"The glittering tradition of sword-and-sorcery sweeps into the sands of ancient Arabia with the heart-stopping speed of a whirling dervish in this thrilling debut novel from new talent Howard Andrew Jones
In 8th century Baghdad, a stranger pleads with the vizier to safeguard the bejeweled tablet he carries, but he is murdered before he can explain. Charged with solving the puzzle, the scholar Dabir soon realizes that the tablet may unlock secrets hidden within the lost city of Ubar, the Atlantis of the sands. When the tablet is stolen from his care, Dabir and Captain Asim are sent after it, and into a life and death chase through the ancient Middle East.
Stopping the thieves—a cunning Greek spy and a fire wizard of the Magi—requires a desperate journey into the desert, but first Dabir and Asim must find the lost ruins of Ubar and contend with a mythic, sorcerous being that has traded wisdom for the souls of men since the dawn of time. But against all these hazards there is one more that may be too great even for Dabir to overcome..."
I really enjoyed The Desert of Souls. It's a solid sword & sorcery quest story, but the Middle Eastern setting makes it feel fresh, the characters are likable, and the setting is believable.
The story builds slowly at first, but is never boring, and I loved the growth of the friendship between the two main characters, Dabir the scholar and Asim the swordsman, as they race to save the city of Baghdad from destruction. Complete with evil magicians, Djinn, and strange creatures, this fantasy tale has all the required elements and delivers a top-notch story.

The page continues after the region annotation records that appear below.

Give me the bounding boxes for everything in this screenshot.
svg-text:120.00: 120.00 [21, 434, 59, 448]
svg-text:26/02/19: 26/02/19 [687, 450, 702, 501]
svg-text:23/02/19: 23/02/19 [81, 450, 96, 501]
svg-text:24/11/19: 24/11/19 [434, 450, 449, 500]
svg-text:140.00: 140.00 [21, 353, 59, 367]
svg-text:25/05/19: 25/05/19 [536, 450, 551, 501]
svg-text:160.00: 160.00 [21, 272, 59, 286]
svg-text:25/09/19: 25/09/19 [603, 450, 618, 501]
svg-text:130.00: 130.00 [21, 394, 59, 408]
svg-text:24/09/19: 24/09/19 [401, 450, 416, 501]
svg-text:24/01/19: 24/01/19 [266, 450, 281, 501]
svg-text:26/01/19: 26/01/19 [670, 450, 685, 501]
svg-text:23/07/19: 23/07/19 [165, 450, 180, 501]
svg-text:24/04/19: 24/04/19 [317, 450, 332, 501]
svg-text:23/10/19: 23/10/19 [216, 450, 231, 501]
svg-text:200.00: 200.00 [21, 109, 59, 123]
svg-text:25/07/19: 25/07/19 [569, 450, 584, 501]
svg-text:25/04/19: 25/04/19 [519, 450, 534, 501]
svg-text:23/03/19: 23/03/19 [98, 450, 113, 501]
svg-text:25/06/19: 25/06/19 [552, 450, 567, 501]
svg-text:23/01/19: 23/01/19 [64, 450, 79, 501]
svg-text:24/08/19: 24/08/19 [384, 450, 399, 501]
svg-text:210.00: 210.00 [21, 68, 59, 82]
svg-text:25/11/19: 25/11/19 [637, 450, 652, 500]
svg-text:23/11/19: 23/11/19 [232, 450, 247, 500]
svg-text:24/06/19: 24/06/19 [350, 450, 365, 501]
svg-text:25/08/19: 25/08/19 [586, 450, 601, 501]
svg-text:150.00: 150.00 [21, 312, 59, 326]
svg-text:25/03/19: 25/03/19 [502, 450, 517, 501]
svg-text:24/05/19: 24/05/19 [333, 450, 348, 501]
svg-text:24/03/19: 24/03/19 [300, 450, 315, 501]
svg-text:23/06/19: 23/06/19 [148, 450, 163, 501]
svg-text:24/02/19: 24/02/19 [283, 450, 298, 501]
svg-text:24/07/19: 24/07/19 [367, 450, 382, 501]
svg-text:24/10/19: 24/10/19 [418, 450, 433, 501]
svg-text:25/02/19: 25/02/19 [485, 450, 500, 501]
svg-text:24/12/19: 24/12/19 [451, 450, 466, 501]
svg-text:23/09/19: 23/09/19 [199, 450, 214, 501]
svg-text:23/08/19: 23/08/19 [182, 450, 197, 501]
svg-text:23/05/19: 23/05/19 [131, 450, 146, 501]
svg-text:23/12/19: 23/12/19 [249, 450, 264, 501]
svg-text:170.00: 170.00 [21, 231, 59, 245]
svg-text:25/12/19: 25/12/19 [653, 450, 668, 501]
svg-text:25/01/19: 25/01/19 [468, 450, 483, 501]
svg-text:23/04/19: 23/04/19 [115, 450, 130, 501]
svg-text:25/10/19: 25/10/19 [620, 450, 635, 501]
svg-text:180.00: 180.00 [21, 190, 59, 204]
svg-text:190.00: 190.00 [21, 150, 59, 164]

There is one small issue, which I've seen others mention, and that is the first person point of view, which detracts from some of the tension that could have made the story more of a nail biter. But as Asim is telling the story from the future, and references things that happen after this particular tale takes place, the reader reasonably believes that Dabir and Asim will survive to go on to those future adventures. This is a minor issue though, in my opinion, as the story is so well crafted, and so enjoyable.
I highly recommend The Desert of Souls to anyone who likes fantasy in general, but the Middle Eastern setting really does makes this novel special, and I hope that the author returns to these characters in the future! I think these two have many more adventures ahead of them, and I want to read them!
A quick word on the covers - I don't usually post multiple cover photos in a review, but these are both so fantastic I felt the need to feature them both. The first is from the hardcover, and I think it conveys a wonderful sense of mystery and magic, but the second cover, from the paperback and e-book, feels more realistic as far as the actual story itself.